Cambridge, UK (PRWEB) April 1, 2008
EnglishClub.com The United Nations has taken much of the blame for plans to "begin phasing out all non-English languages, which are seen as redundant and 'unnecessary' due to the overwhelming dominance of English in the world community," according to an article that appeared at EnglishClub.com on April Fool's Day.
Many readers took the article at face value, overlooking the date.
"What kind of Nazi-esque tactics are we dealing with here?" commented JT. "I thought this was a joke until halfway into it. This is the most absurd notion I have ever heard, and I'm American so I've heard quite a few. Seriously, the fact that this is all planned out….. Damage to the brain? Are you kidding me?"
Vic R-L wrote: "Why I am not surprised? Hegemony is the mantram at all levels."
The United States, cited as calling for an abolition of all "non-English" to avoid translation problems for the CIA, also came in for a lot if ridicule.
Stocker B. wrote: "If this isn't a joke, it is one of the most harebrained ideas I've ever come across, and hardly surprising that it comes from the USA. I don't see how this proposal has even a slight chance of being adopted. All it's going to do is waste time."
Others were just horrified at the whole idea. "I can't believe this!" commented Amefil. "They can't just remove a language just like that. Just to make it more convenient for them? There are so many issues here. A language is not just about words. It's an expression of a country's culture and history."

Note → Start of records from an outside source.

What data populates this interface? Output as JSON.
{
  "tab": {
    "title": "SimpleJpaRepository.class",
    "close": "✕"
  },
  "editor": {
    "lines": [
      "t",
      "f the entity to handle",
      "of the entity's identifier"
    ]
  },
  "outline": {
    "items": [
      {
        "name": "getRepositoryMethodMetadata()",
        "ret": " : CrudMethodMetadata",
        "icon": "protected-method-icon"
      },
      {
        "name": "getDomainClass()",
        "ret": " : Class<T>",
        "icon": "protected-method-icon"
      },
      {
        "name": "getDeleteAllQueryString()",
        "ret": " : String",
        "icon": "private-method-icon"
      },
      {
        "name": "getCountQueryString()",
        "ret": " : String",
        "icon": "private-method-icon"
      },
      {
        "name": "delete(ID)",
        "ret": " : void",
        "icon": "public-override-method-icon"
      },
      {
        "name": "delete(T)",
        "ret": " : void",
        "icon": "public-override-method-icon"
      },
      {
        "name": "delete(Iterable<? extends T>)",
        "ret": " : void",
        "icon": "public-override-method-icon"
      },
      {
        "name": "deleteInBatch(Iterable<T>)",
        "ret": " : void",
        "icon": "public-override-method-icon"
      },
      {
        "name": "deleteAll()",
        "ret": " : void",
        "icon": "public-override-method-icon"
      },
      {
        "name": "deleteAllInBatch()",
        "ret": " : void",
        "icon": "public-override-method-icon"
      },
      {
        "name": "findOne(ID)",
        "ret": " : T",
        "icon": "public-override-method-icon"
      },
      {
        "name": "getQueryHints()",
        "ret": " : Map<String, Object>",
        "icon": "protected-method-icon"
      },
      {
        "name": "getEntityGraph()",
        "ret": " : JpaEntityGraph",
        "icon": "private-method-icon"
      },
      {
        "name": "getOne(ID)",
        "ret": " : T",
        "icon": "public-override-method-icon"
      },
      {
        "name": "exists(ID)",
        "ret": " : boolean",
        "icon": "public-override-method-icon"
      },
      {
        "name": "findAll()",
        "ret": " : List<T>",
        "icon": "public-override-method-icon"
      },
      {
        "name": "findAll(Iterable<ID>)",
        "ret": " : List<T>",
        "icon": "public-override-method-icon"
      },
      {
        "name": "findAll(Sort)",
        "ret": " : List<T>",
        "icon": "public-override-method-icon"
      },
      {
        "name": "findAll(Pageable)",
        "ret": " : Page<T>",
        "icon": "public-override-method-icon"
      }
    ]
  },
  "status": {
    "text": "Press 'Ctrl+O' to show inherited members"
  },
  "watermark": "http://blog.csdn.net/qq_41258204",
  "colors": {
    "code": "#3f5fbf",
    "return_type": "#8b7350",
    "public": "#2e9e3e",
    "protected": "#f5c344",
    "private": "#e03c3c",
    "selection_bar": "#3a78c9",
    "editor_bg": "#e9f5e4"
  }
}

Many bilingual readers, after learning about the latest research suggesting that multiple personality disorders may stem partly from learning foreign languages, insisted on their own normality.
But not everyone fell for the hoax and many saw the funny side, praising it "Incredible. Simply genius." Some even felt it raised serious issues. Ralph McGreevy thought the article well written, "following the pseudo-logical tradition of Jonathan Swift's 'A Modest Proposal', which urged the eating of Irish babies as the most logical use for the little creatures." He added: "Seriously though, I think the article is far too close to truth for comfort. English is rapidly becoming the world language, even in places where it has little historical usage. A friend of mine is from Ghana, but speaks only English - no African language. She tells me that English is now the official language of more than 70 countries. I have heard that Chinese university students often prefer to write essays in English because it is easier to express yourself clearly. Chinese is great for classic poetry, but not very practical for an information age - too hard to learn, easy to misunderstand, and difficult to adapt to new concepts."